Thanks for your great review Hyunsik, great to hear from you!
I really appreciate your input! You successfully named ALL of my concerns! My biggest is the IO formats which, as you said, are completely depended on MRv1. Your idea was exactly the approach I was planning on.
As for your 1. concern, yes this is a draft version and the new one (don't even have a patch up yet but I will soon to show you) will be completely configurable from the GiraphRunner CLI options.
for 2. concern: There is a need for history and a number of other basic systems we get from MRv1 right now. Because of the timing (I am trying to finish this phase before the end of march) I may attmept to make
GIRAPH-13 just cover the following upgrade: a YARN profile for Giraph, including the ability to run examples/ applications from the Giraph jar-with-dependencies, on YARN. I hope to make all other "fleshing out" of the features in more separate JIRAs or subissues. This sort of bounds in the difficulty for this first stage, and enables others to start working the feature-add JIRA's without having to know all about YARN.

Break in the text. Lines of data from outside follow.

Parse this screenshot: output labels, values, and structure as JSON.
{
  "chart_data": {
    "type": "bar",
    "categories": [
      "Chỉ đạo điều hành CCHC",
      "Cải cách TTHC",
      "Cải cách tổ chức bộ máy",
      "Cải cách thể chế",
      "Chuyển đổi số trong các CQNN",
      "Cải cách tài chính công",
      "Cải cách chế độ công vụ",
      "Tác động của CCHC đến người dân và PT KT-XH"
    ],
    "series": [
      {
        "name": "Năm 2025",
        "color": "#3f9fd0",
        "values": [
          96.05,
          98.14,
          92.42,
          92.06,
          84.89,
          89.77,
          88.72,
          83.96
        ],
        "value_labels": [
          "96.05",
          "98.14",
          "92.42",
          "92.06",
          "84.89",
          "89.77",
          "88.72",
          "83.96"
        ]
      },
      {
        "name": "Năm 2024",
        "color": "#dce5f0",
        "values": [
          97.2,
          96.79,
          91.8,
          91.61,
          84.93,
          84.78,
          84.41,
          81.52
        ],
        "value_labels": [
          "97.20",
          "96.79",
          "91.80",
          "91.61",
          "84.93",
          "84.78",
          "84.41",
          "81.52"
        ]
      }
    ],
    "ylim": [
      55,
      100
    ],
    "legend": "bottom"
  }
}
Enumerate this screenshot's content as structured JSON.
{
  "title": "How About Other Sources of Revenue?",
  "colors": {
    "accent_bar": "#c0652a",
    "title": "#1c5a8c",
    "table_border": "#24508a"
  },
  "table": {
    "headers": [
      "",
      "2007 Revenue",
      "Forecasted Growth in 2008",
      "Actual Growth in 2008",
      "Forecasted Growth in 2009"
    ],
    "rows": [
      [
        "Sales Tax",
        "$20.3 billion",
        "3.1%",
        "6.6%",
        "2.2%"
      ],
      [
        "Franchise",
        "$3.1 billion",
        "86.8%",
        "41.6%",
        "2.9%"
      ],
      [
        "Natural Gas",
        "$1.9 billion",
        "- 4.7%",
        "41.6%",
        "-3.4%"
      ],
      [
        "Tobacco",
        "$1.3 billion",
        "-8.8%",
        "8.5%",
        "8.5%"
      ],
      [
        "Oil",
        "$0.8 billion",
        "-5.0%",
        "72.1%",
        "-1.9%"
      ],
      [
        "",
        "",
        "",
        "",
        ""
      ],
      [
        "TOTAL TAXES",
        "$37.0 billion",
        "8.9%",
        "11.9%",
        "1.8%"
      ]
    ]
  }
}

The exciting thing is that the YARN API allows a much finer grained control of a lot of our BSP process than Hadoop ever did. And I too was thinking, after this a port to Mesos (or wherever) is going to be really easy! We might as time passes consider moving the launch of our zookeeper instance into the ApplicationMaster, doing more fine-grained resource allocation control (assign input splits right at the beginning of the job run, assign hosts to the workers as we choose for data locality, allot memory and/or cores depending on the size of the splits we assign etc.) the options really open some doors.
BUT, even to just make the exmaples run, the IO problem must be solved. I do think wrapping the MRv1 related functions (stuff that needs a TaskAttemptContext or Job-type classes from Hadoop and more) is the way to go, but I sure appreciate any ideas you might have?
Anyway, I will put up another patch hopefully tonight or tomorrow that is another significant upgrade from what you saw here so far. All input and ideas are appreciated, thanks again!